Video calling apps, ranked

8. Skype and Skype for Business

Demonic. I can’t decide which version is worse: the one where you haven’t been able to change the username that you made at the wise age of 11 or the one where all your contacts are just LSE people. Overzealous security makes it annoying to even open this app and its call quality is nothing to write home about.

7. Google Hangouts + Meet

A tier above Skype but suffering from horrible audio quality, especially if you’re an iPhone user. The app seems incapable of filtering out background noise, which makes it very difficult to have a conversation. It also has the habit of crashing when your signal becomes poor while other apps have more elegant workarounds.

6. Zoom

This is great for large group meetings, like those within LSESU clubs and societies, but I could not recommend it for anything more private. The app collects a disturbing amount of private data, including tracking which apps you’re using in the background and your passivity within the app itself – and proceeds to report all of that to the meeting leader. 

Zoom also has the habit of kicking you out of the meeting space when your signal is poor, which is not ideal. It is really fun to use the virtual backgrounds though. 

5. Facetime

Genuinely a great user experience but gets points knocked off because it’s only available to Apple users. Great video quality where the connection allows and fully optimised to operate within Apple’s hardware. 

4. Instagram

You can call up to six people at once on here, but it’s a mostly unexplored frontier. The one video-calling experience I’ve had was actually a very pleasant experience, so I’m not mad at it. Still, calling people on Instagram is weird. 

3. Facebook Messenger

Mid-tier. It has a few perks but fails to do anything truly revolutionary. Most people already have Messenger which makes assembling people a much easier task. There are cute face filters to use. The downside is that you would have to make a group chat with all the people you want to call before calling them. It does a better job of handling weak signals than other apps, but doesn’t outperform our top two. 

2. Whatsapp

Number two because of the platform itself. Whatsapp has become the epicentre of fake news. I’ve had my family group chat on mute since the moment I was added to it, despite us not allowing forwarded messages.

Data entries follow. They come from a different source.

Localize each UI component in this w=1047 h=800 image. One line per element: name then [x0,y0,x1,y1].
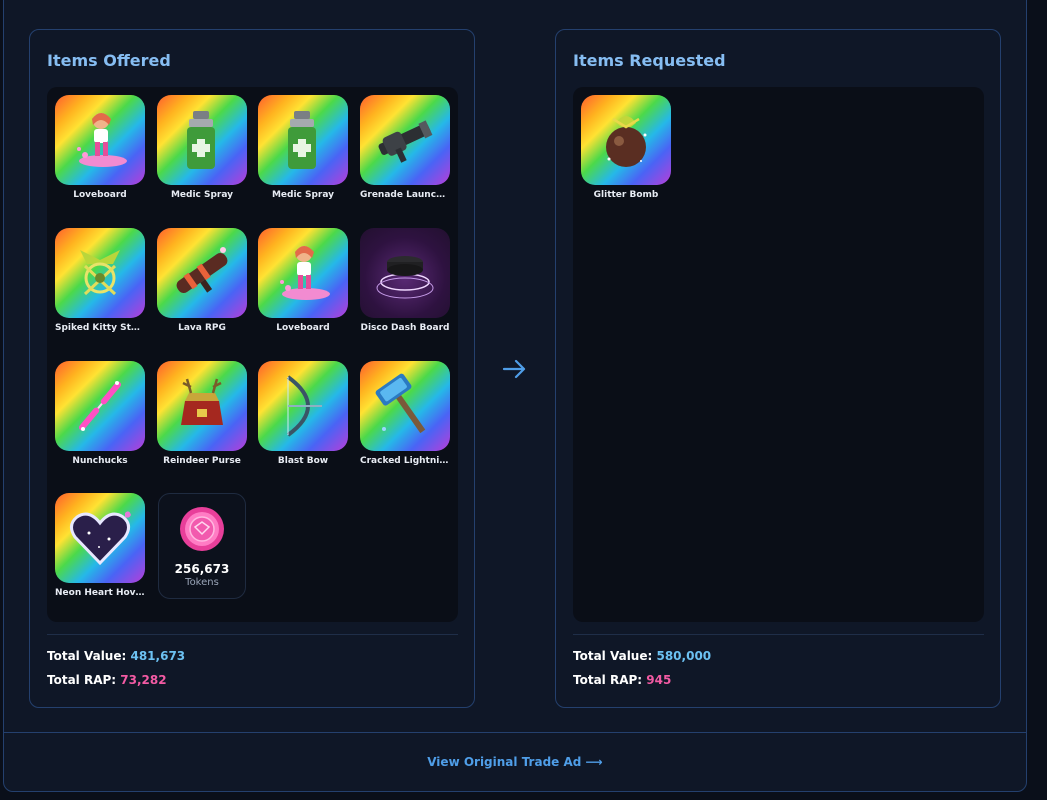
view-original-trade-ad-link[interactable]: View Original Trade Ad ⟶ [427,755,603,769]
items-requested-panel: Items Requested Glitter Bomb Total Value… [555,29,1001,708]
total-value: Total Value: 580,000 [573,649,712,663]
blast-bow-icon [258,361,348,451]
loveboard-icon [258,228,348,318]
token-coin-icon [180,507,224,551]
item-card-neon-heart[interactable]: Neon Heart Hover... [55,493,145,598]
neon-heart-icon [55,493,145,583]
item-name: Disco Dash Board [360,323,450,333]
item-name: Grenade Launcher [360,190,450,200]
footer: View Original Trade Ad ⟶ [4,733,1026,791]
divider [573,634,984,635]
reindeer-purse-icon [157,361,247,451]
item-name: Glitter Bomb [593,190,659,200]
spiked-kitty-icon [55,228,145,318]
item-name: Lava RPG [178,323,226,333]
item-card-grenade-launcher[interactable]: Grenade Launcher [360,95,450,200]
nunchucks-icon [55,361,145,451]
loveboard-icon [55,95,145,185]
tokens-card[interactable]: 256,673 Tokens [158,493,248,599]
item-card-reindeer-purse[interactable]: Reindeer Purse [157,361,247,466]
item-name: Reindeer Purse [163,456,241,466]
item-card-loveboard[interactable]: Loveboard [258,228,348,333]
disco-dash-board-icon [360,228,450,318]
item-card-disco-dash-board[interactable]: Disco Dash Board [360,228,450,333]
item-name: Nunchucks [72,456,128,466]
item-card-blast-bow[interactable]: Blast Bow [258,361,348,466]
total-value-amount: 580,000 [656,649,712,663]
divider [47,634,458,635]
total-rap: Total RAP: 945 [573,673,672,687]
medic-spray-icon [157,95,247,185]
tokens-amount: 256,673 [174,562,230,576]
total-value: Total Value: 481,673 [47,649,186,663]
lava-rpg-icon [157,228,247,318]
item-name: Loveboard [276,323,330,333]
arrow-right-icon [502,359,526,379]
total-rap: Total RAP: 73,282 [47,673,167,687]
cracked-lightning-icon [360,361,450,451]
item-name: Loveboard [73,190,127,200]
item-name: Spiked Kitty Stanli [55,323,145,333]
item-card-nunchucks[interactable]: Nunchucks [55,361,145,466]
item-name: Medic Spray [271,190,335,200]
grenade-launcher-icon [360,95,450,185]
item-name: Cracked Lightning ... [360,456,450,466]
total-rap-amount: 73,282 [120,673,167,687]
item-card-medic-spray[interactable]: Medic Spray [258,95,348,200]
items-requested-title: Items Requested [573,51,726,70]
total-rap-amount: 945 [646,673,672,687]
item-name: Neon Heart Hover... [55,588,145,598]
tokens-box: 256,673 Tokens [158,493,246,599]
item-card-cracked-lightning[interactable]: Cracked Lightning ... [360,361,450,466]
item-card-loveboard[interactable]: Loveboard [55,95,145,200]
item-name: Blast Bow [277,456,329,466]
glitter-bomb-icon [581,95,671,185]
items-offered-title: Items Offered [47,51,171,70]
items-requested-grid: Glitter Bomb [573,87,984,622]
items-offered-grid: Loveboard Medic Spray Medic Spray Grenad… [47,87,458,622]
item-card-glitter-bomb[interactable]: Glitter Bomb [581,95,671,200]
item-card-medic-spray[interactable]: Medic Spray [157,95,247,200]
item-card-spiked-kitty[interactable]: Spiked Kitty Stanli [55,228,145,333]
item-name: Medic Spray [170,190,234,200]
items-offered-panel: Items Offered Loveboard Medic Spray Medi… [29,29,475,708]
total-value-amount: 481,673 [130,649,186,663]
tokens-label: Tokens [185,577,219,588]
medic-spray-icon [258,95,348,185]
item-card-lava-rpg[interactable]: Lava RPG [157,228,247,333]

Whatsapp’s video calling works smoothly and can accommodate weak signals without crashing, for the most part. Like Facetime, it automatically pauses video transmission if the signal is too weak, and lets others you’re talking to know that this is the case.

1. Houseparty

Number one because of its ingenuity. Here at The Beaver, we’ve been using Houseparty as a stand-in for socials but sticking to Zoom for meetings. Houseparty revolves around rooms where anyone on your friend list can join, and then anyone on your friends’ friend list can join, for a total of up to eight people. Of course, you can lock the room and be more selective about who you let in. The app gives frequent notifications of who’s around and available to chat, and it has games that you can play within the app with your friends. It’s the best digital replication I’ve seen of how it actually feels to hang out with people in real life.

It also has a good workaround to bad signals. When someone has poor signal, their video is paused and a little orange WiFi emblem comes up in front of the freeze-frame. Unless your device genuinely isn’t connected to the internet, the app will try its best to keep you in the room. 
Houseparty has been recently beset by hacking allegations but they lack any compelling evidence and its parent company (which also owns Fortnite) has put out a million-dollar bounty for anyone able to trace the origin of these claims.